Capítulo 3 – Casa e Tensão

Cheguei em casa ainda com o cartão apertado na mão, tentando organizar meus pensamentos enquanto caminhava pelos corredores silenciosos. Cada passo parecia mais pesado que o anterior; meu coração batia rápido demais, e senti uma pontada de dor no peito — lembrança cruel de que meu corpo não podia ignorar a doença.

Sentei-me na borda da cama, segurando o cartão com cuidado. As palavras dele ecoavam na minha mente: “Você toca muito bem… quero te contratar…”

Era surreal. Eu ainda estava corado, tremendo, tentando processar o que havia acontecido. Aquela sensação intensa, aquela queimação silenciosa, ainda persistia, mesmo depois de Dom Blake ter saído do café.

Respirei fundo, engolindo o remédio mais uma vez, escondendo o frasco no bolso da camisa, e tentei me acalmar. O corpo reclamava, o coração insistia em correr, mas eu precisava permanecer consciente, focado.

E então… o silêncio foi quebrado por um grito que me fez pular da cama.

— EVANDER! — a voz cortou o ar como uma lâmina, furiosa e cheia de amargura. Olhos que queimavam com raiva apareceram na porta do meu quarto, penetrando cada centímetro da minha pele. Meu pai.

— Quero mais! — ele berrou, avançando com passos pesados, o rosto contorcido, a mão levantada como se pudesse esmagar qualquer coisa que estivesse à sua frente. — Mais! Mais prática! Mais perfeição! Mais de você!
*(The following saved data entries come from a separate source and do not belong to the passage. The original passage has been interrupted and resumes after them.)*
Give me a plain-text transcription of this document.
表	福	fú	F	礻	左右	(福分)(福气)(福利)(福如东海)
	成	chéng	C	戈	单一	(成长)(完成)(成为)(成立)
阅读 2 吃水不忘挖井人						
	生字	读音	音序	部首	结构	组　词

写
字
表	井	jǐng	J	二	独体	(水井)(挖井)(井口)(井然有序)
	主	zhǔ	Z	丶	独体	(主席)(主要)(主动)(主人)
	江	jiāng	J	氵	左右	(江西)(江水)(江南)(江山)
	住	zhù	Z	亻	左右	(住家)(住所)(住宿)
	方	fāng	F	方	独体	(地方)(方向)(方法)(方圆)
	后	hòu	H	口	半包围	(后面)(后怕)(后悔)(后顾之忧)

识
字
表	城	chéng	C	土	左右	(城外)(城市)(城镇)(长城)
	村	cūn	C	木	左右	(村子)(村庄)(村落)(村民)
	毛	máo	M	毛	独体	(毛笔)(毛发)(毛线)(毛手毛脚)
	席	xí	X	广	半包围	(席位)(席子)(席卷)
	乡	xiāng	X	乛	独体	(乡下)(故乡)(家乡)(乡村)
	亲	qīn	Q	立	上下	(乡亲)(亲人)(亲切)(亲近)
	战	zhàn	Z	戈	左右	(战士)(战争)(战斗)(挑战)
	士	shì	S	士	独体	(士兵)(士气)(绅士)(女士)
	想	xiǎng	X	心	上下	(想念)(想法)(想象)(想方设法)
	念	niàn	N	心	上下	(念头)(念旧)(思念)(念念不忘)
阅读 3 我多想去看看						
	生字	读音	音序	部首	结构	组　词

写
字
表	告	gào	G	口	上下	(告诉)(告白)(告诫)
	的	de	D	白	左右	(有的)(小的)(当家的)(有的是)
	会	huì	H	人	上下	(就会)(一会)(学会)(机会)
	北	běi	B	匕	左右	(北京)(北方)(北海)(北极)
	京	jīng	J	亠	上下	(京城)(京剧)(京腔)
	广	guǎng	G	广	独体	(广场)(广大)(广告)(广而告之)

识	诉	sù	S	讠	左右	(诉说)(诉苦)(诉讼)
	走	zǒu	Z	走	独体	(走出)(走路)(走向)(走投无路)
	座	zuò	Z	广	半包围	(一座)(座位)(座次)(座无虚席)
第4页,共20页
Meu corpo tremeu, não apenas pela doença, mas pelo medo, pela dor e pela lembrança de todos os castigos, físicos e verbais, que ele sempre infligia. O coração disparado, a respiração ofegante. Eu queria desaparecer, me encolher, fugir. Mas não havia lugar para escapar.

Segurei meu violino, instintivamente, como se fosse uma proteção frágil contra a fúria que entrava em meu quarto. Meu corpo doía, minha mente girava, e mesmo os pensamentos sobre Dom Blake, o cartão, o café e a sensação intensa que me queimava, desapareceram por um instante diante da presença brutal de meu pai.

— Sente-se! — ele ordenou, empurrando-me levemente. — Agora! Mais!

E naquele momento, mesmo sentindo o peso da doença e o desespero que sempre me consumia em casa, uma parte de mim ainda lembrava do breve encontro com Dom, da intensidade silenciosa, do cartão apertado na minha mão. Mas agora, nada importava além do grito, dos olhos amargos, e da exigência brutal que queimava no ar do meu quarto.

Meu pai não dava espaço para desculpas.

— Tire suas roupas! — gritou, olhos ardendo de raiva. — Ajoelhe-se! Agora!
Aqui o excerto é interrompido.